CRISPR/Cas9-induced disruption of wt1a and wt1b reveals their different roles in kidney and gonad development in Nile tilapia

Abstract Wilms tumor 1 (Wt1) is an essential factor for urogenital system development. Teleosts have two wt1s , named as wt1a and wt1b . In this study, the expression pattern of wt1a and wt1b and their functions on the urogenital system were analyzed by in situ hybridization and CRISPR/Cas9. wt1a was found to be expressed in the glomerulus at 3 dah (days after hatching), earlier than wt1b. wt1a and wt1b were simultaneously expressed in the somatic cells of gonads at 3 dah, while their cell locations were similar, but not identical in adult fish gonads. The wt1a -/- fish displayed pericardial edema and yolk sac edema at 3 dah and subsequently expanded as general body edema at 6 dah, failed to develop glomerulus and died during 6–10 dah, whereas the wt1b -/- fish were phenotypically normal. Immunohistochemical analyses revealed that the germ cell marker Vasa was expressed, while somatic cell genes Cyp19a1a, Amh, Gsdf and Dmrt1 were not expressed in the wt1a -/- gonads at 6 dah.

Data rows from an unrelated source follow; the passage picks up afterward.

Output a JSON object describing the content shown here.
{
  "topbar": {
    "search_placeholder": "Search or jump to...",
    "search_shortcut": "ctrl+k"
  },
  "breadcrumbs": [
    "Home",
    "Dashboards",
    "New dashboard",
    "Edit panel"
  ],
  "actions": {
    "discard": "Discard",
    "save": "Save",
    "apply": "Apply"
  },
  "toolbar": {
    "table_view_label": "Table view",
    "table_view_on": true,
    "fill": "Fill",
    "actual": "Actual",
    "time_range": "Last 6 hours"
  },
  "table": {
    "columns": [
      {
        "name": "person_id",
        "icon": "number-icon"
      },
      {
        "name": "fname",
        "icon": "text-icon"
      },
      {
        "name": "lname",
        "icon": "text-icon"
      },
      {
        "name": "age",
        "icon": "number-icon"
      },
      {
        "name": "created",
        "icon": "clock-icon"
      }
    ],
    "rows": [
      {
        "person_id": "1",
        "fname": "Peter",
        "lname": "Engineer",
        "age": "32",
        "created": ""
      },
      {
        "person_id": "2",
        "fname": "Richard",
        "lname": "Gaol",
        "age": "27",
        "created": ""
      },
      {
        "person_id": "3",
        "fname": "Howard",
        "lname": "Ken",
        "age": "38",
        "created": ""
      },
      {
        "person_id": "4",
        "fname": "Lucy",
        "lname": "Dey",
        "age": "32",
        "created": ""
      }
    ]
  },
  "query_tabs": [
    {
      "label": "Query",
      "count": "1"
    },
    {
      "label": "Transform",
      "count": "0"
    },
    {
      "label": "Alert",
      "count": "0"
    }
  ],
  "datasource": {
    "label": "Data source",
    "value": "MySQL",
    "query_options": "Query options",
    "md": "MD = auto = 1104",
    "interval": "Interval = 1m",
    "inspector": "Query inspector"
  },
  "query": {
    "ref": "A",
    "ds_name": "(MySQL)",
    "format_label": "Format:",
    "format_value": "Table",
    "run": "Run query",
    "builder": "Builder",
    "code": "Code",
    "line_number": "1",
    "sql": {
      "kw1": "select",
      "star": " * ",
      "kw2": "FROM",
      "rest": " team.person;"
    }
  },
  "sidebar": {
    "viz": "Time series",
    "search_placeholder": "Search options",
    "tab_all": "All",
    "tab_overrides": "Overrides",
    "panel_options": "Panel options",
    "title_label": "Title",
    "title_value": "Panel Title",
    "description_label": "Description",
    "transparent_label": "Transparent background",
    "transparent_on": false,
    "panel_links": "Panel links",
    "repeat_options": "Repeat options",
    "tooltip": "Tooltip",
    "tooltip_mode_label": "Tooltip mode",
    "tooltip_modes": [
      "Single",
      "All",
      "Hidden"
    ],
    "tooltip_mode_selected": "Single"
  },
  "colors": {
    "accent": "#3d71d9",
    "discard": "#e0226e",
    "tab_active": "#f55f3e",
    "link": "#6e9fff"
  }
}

The sex phenotypes of XX and XY in the wt1b -/- fish were not affected. Real-time PCR revealed that the ovarian cyp19a1a expression was up-regulated in XX wt1b -/- fish, compared with XX control at 90 dah. Serum estradiol-17β level was also up-regulated in XX wt1b -/- fish at 90 and 180 dah. The XY wt1b -/- fish had normal serum estradiol-17β and 11-ketotestosterone levels and remained fertile. These results suggest that Wt1a and Wt1b have different functions in the kidneys and gonads of tilapia.